29 Aug 2011

Comparing Two Distributions

Here I compare two distributions, flowering duration of indigenous and allochtonous plant species. The hypothesis is that alien compared to indigenous plant species exhibit longer flowering periods.

download data*

*Data is courtesy of BiolFlor:
Klotz, S., Kühn, I. & Durka, W. [Hrsg.] (2002): BIOLFLOR - Eine Datenbank zu biologisch-ökologischen Merkmalen der Gefäßpflanzen in Deutschland. - Schriftenreihe für Vegetationskunde 38. Bonn: Bundesamt für Naturschutz.

## comparing flowering time in indigenous and alien species by
## usage of a quantile-quantile plot (qqplot), the ks-test, by
## testing shifts in medians (wilcox test) and by testing
## difference of means (t-test, as we deal with integer and
## not a continous variable it is not the most appropiate choice)
## as well as by a chi-square test:

dat <- read.csv("E:\\R\\Data\\flowering_alien_vs_indigen.csv",
                sep = ";")


histogram(~ Flowering|Status, data = dat, col = "gray60", layout = c(1, 2),
          xlab = list("Months of flowering"),
          ylab = list("Percentage of total"),
          scales = list(y = list(alternating = F)),
          strip = strip.custom(factor.levels = c("alien", "indigenous")))

qqplot(dat$Flowering[dat$Status == "indigen"],
       dat$Flowering[dat$Status == "Neophyt"])
abline(a = 0, b = 1, lty = 3)

ks.test(dat$Flowering[dat$Status == "indigen"],
        dat$Flowering[dat$Status == "Neophyt"])

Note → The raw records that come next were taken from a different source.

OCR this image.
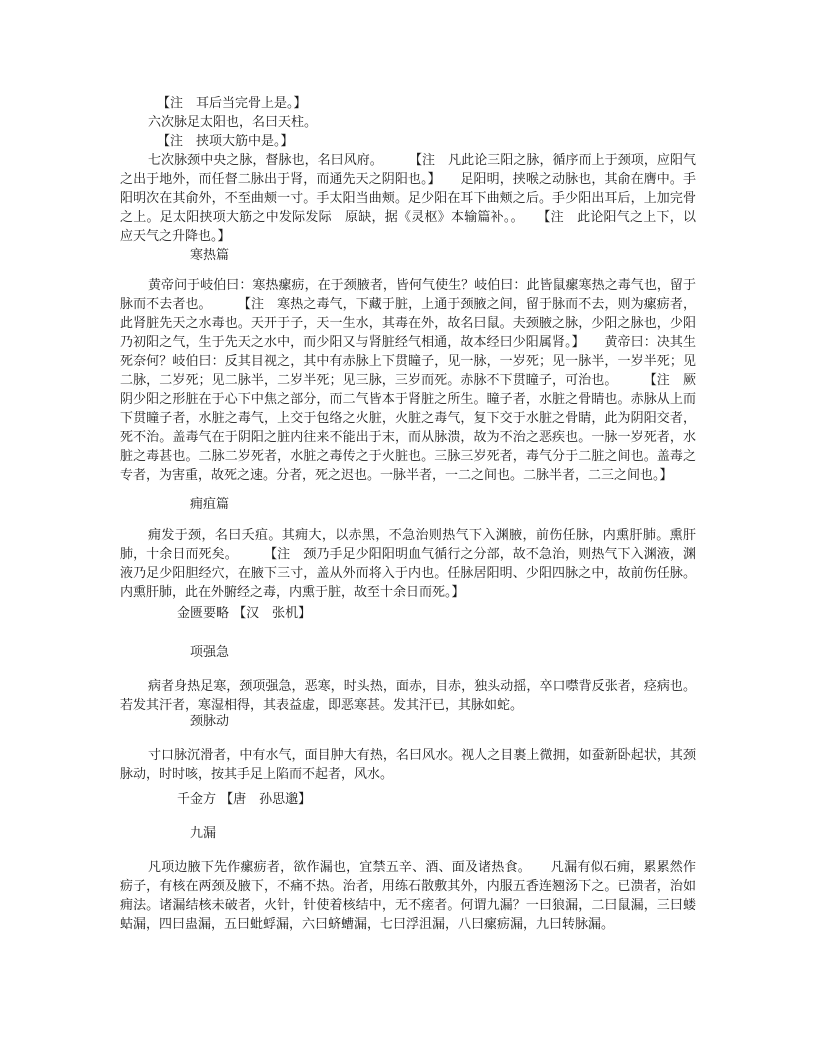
【注　耳后当完骨上是。】

六次脉足太阳也，名曰天柱。

【注　挟项大筋中是。】

七次脉颈中央之脉，督脉也，名曰风府。　　　【注　凡此论三阳之脉，循序而上于颈项，应阳气之出于地外，而任督二脉出于肾，而通先天之阴阳也。】　　足阳明，挟喉之动脉也，其俞在膺中。手阳明次在其俞外，不至曲颊一寸。手太阳当曲颊。足少阳在耳下曲颊之后。手少阳出耳后，上加完骨之上。足太阳挟项大筋之中发际发际　原缺，据《灵枢》本输篇补。。　　【注　此论阳气之上下，以应天气之升降也。】

寒热篇

黄帝问于岐伯曰：寒热瘰疬，在于颈腋者，皆何气使生？岐伯曰：此皆鼠瘰寒热之毒气也，留于脉而不去者也。　　　【注　寒热之毒气，下藏于脏，上通于颈腋之间，留于脉而不去，则为瘰疬者，此肾脏先天之水毒也。天开于子，天一生水，其毒在外，故名曰鼠。夫颈腋之脉，少阳之脉也，少阳乃初阳之气，生于先天之水中，而少阳又与肾脏经气相通，故本经曰少阳属肾。】　　黄帝曰：决其生死奈何？岐伯曰：反其目视之，其中有赤脉上下贯瞳子，见一脉，一岁死；见一脉半，一岁半死；见二脉，二岁死；见二脉半，二岁半死；见三脉，三岁而死。赤脉不下贯瞳子，可治也。　　　【注　厥阴少阳之形脏在于心下中焦之部分，而二气皆本于肾脏之所生。瞳子者，水脏之骨睛也。赤脉从上而下贯瞳子者，水脏之毒气，上交于包络之火脏，火脏之毒气，复下交于水脏之骨睛，此为阴阳交者，死不治。盖毒气在于阴阳之脏内往来不能出于末，而从脉溃，故为不治之恶疾也。一脉一岁死者，水脏之毒甚也。二脉二岁死者，水脏之毒传之于火脏也。三脉三岁死者，毒气分于二脏之间也。盖毒之专者，为害重，故死之速。分者，死之迟也。一脉半者，一二之间也。二脉半者，二三之间也。】

痈疽篇

痈发于颈，名曰夭疽。其痈大，以赤黑，不急治则热气下入渊腋，前伤任脉，内熏肝肺。熏肝肺，十余日而死矣。　　　【注　颈乃手足少阳阳明血气循行之分部，故不急治，则热气下入渊液，渊液乃足少阳胆经穴，在腋下三寸，盖从外而将入于内也。任脉居阳明、少阳四脉之中，故前伤任脉。内熏肝肺，此在外腑经之毒，内熏于脏，故至十余日而死。】

金匮要略 【汉　张机】

项强急

病者身热足寒，颈项强急，恶寒，时头热，面赤，目赤，独头动摇，卒口噤背反张者，痉病也。若发其汗者，寒湿相得，其表益虚，即恶寒甚。发其汗已，其脉如蛇。

颈脉动

寸口脉沉滑者，中有水气，面目肿大有热，名曰风水。视人之目裹上微拥，如蚕新卧起状，其颈脉动，时时咳，按其手足上陷而不起者，风水。

千金方 【唐　孙思邈】

九漏

凡项边腋下先作瘰疬者，欲作漏也，宜禁五辛、酒、面及诸热食。　　凡漏有似石痈，累累然作疬子，有核在两颈及腋下，不痛不热。治者，用练石散敷其外，内服五香连翘汤下之。已溃者，治如痈法。诸漏结核未破者，火针，针使着核结中，无不瘥者。何谓九漏？一曰狼漏，二曰鼠漏，三曰蝼蛄漏，四曰蛊漏，五曰蚍蜉漏，六曰蛴螬漏，七曰浮沮漏，八曰瘰疬漏，九曰转脉漏。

wilcox.test(Flowering ~ Status, data = dat)

t.test(Flowering ~ Status, data = dat)

## Note that in the two-sample case the estimator for the
## difference in location parameters does not estimate
## the difference in medians (a common misconception) but
## rather the median of the difference between a sample
## from x and a sample from y.

## as we deal with a limited number of classes (1-12 months)
## and sample size is big enough my favourite would be a
## chi-square test:

m <- table(dat$Status, dat$Flowering)

(Xsq <- chisq.test(m))  # Prints test summary
Xsq$observed   # observed counts (same as M)
Xsq$expected   # expected counts under the null
Xsq$residuals  # Pearson residuals
Xsq$stdres     # standardized residuals


  1. Thank you for posting this! I have a similar type of data set and these comments/codes were vastly helpful.
    -JW, California, USA

  2. Hi,

    I am unable to access the data you uploaded. Can you check your link please?